Imam Syafi’i rahimahullah pernah ditanya, “Bagaimana hasrat tuan ter-hadap ilmu?”Beliau manjawab, “Saya seperti mendengar kata-kata yang tidak pernah saya dengar. Saya bahkan ingin agar saya punya banyak pendengaran, supaya bisa menikmati seperti yang dinikmati oleh kedua telinga saya”. “Bagaimana kerakusan anda terhadap ilmu?” Beliau menjawab,“Seperti rakusnya pencari harta yang mencapai puncak kenikmatan karena hartanya.’ ‘Bagaimana tuan mencari ilmu?’ beliau menjawab ‘Seperti seorang ibu yang bingung mencari anaknya, yang semata wayang’. Ibnu Asakir dalam menceritakan Abu Manshur Muhammad bin Husain An-Naisaburi berkata, ‘Beliau terus bersungguh-sungguh dalam menuntut ilmu, meski dalam kondisi fakir. Bahkan beliau meng-ulangi dan menulis pelajarannya di bawah sinar rembulan, karena tidak mampu membeli minyak lampu.’

Ibnu Katsir berkata, ‘Ilmu tidak bisa diperoleh dengan leha-leha.’ Muhammad bin Thahir Al-Maqdisi berkata, ‘Untuk menuntut ilmu hadits, saya mengalami kencing darah dua kali, pertama di Baghdad dan kedua di Makkah. Hal itu karena saya berjalan dengan kaki telanjang di tengah sengatan terik matahari.
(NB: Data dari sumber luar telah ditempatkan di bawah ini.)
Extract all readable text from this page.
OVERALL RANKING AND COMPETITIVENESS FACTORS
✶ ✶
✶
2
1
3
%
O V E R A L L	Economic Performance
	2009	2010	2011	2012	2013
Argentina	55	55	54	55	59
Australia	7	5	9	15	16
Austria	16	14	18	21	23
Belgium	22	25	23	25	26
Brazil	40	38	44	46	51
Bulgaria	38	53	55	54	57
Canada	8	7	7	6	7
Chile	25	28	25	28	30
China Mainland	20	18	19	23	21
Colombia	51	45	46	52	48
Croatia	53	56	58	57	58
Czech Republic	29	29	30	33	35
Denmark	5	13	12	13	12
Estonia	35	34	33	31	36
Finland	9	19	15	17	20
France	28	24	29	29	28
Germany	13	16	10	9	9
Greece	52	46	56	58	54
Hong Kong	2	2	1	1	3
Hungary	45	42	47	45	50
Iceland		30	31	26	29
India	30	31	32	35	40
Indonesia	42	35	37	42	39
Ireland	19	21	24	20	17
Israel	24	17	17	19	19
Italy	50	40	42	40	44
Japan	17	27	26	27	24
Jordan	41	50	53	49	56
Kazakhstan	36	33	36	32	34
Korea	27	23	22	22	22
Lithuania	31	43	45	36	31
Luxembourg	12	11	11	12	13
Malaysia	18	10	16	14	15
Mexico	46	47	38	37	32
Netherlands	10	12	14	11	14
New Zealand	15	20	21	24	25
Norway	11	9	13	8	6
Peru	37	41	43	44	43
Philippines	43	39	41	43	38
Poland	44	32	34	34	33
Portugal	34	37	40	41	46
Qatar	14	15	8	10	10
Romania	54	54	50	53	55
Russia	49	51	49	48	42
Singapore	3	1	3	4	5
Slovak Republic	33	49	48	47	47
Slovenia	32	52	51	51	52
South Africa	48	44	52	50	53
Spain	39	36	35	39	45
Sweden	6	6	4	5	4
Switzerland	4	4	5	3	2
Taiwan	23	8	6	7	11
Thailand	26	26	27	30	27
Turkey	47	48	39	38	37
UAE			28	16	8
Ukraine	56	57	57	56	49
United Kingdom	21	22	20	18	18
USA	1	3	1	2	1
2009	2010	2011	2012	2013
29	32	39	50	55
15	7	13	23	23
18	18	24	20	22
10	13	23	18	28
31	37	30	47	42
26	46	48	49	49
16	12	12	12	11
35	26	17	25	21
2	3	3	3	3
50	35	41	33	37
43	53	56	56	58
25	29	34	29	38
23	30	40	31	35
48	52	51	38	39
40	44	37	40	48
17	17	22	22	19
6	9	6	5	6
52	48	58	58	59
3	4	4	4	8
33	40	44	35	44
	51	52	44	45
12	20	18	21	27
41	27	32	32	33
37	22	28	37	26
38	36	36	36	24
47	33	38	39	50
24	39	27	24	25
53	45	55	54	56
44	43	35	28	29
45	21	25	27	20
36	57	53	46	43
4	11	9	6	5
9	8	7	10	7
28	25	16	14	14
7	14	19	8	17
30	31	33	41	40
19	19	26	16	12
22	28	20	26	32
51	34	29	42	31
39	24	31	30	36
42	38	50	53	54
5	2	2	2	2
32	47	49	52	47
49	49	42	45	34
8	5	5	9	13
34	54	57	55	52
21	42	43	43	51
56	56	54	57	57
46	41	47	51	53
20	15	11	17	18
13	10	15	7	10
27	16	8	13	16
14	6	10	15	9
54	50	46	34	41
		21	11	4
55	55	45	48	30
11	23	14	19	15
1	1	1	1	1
Saya tidak pernah naik kendaraan saat mencari hadits kecuali sekali, dan saya selalu membawa kitab-kitab di punggung saya.’ Sementara Imam Baqi bin Mukhallad Al-Andalusi pada tahun 221H berjalan kaki dari Andalus (Spanyol) ke Baghdad untuk menemui dan belajar kepada Imam Ahmad.

3.Mengetahui Penyesalan Ulama Salaf Atas Hilangnya Kesempatan Menuntut Ilmu.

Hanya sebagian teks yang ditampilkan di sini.